Loopback binds with no token are still allowed (and are the right answer for a single-host bot with no gateway). Comparison against the configured token is constant-time (via the subtle crate) so the auth path doesn’t leak token contents through timing.
See MCP Exposure for the full security model and the two deploy shapes.
MCP gateway (optional)
| Name | Required | Default | Description |
|---|---|---|---|
MCP_GATEWAY_AUTH_TOKEN | gateway service | unset | Bearer token clients use to talk to the gateway |
This variable is read by the separate mcp-gateway service in docker-compose.yml, not by the bot binary itself. It is the token that external MCP clients (Claude Code, etc.) present when calling the gateway, which then proxies the request to the appropriate per-instance MCP server. See MCP Gateway Routing.
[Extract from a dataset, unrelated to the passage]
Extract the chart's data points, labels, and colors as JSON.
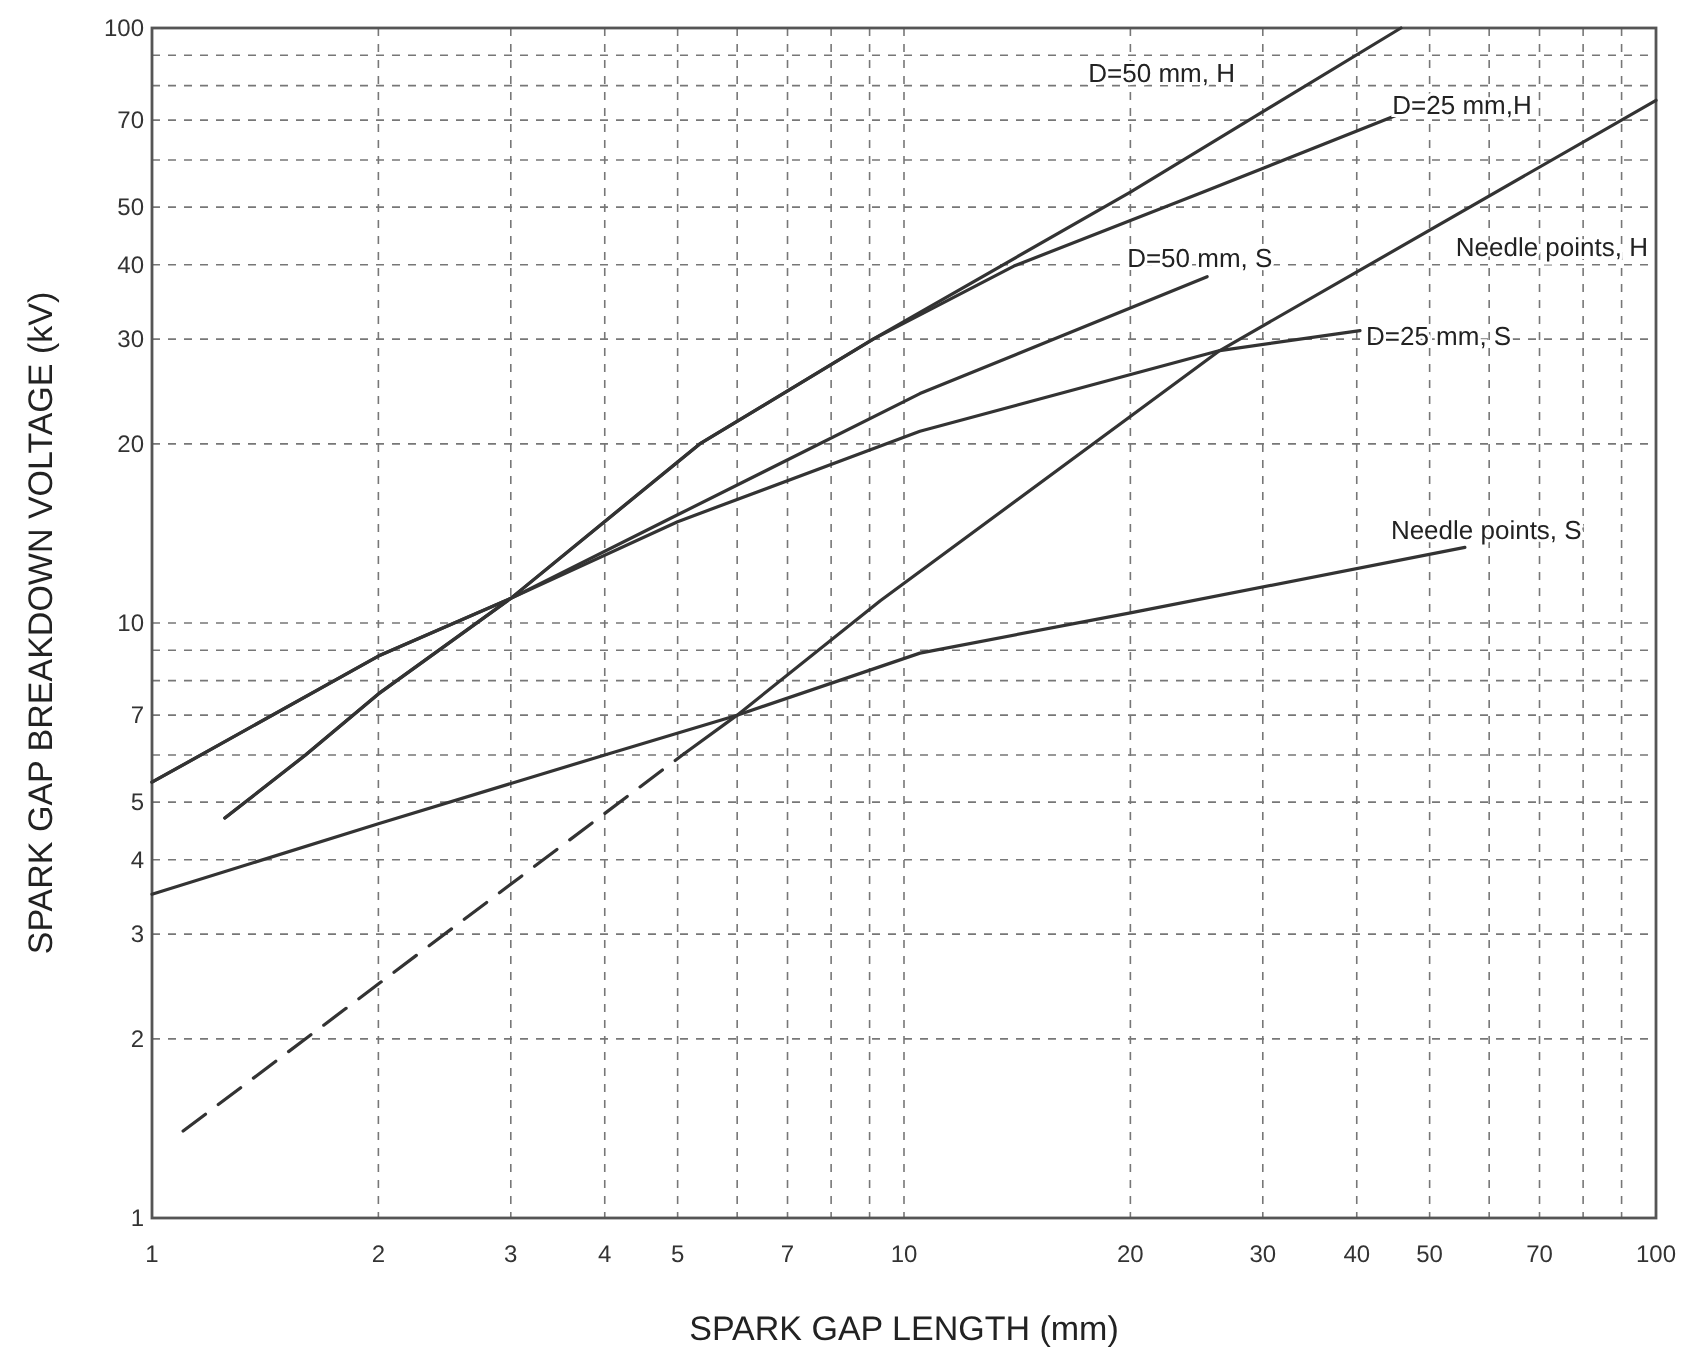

The gateway always binds non-loopback and treats this token as mandatory. If MCP_GATEWAY_AUTH_TOKEN is empty the gateway refuses to start at all — there is no loopback escape hatch like the bot has, because the gateway’s whole job is to be reachable from outside its container.
The same value must be set as each bot’s MCP_AUTH_TOKEN. The gateway uses MCP_GATEWAY_AUTH_TOKEN for both inbound auth (checking client bearers) and outbound auth (as the Authorization: Bearer header it forwards to every backend bot). A bot with a different MCP_AUTH_TOKEN will 401 the gateway at startup. Generate one secret with openssl rand -hex 32 and use it in both the gateway environment and every bot’s .env.
A note on placeholder detection
Config::load() rejects any required variable whose value still starts with the literal string your- — for example, DISCORD_TOKEN=your-discord-bot-token. This catches the easy mistake of copying .env.example to .env and forgetting to actually fill it in. If you see <KEY> has placeholder value — set it in .env at startup, that’s the check firing.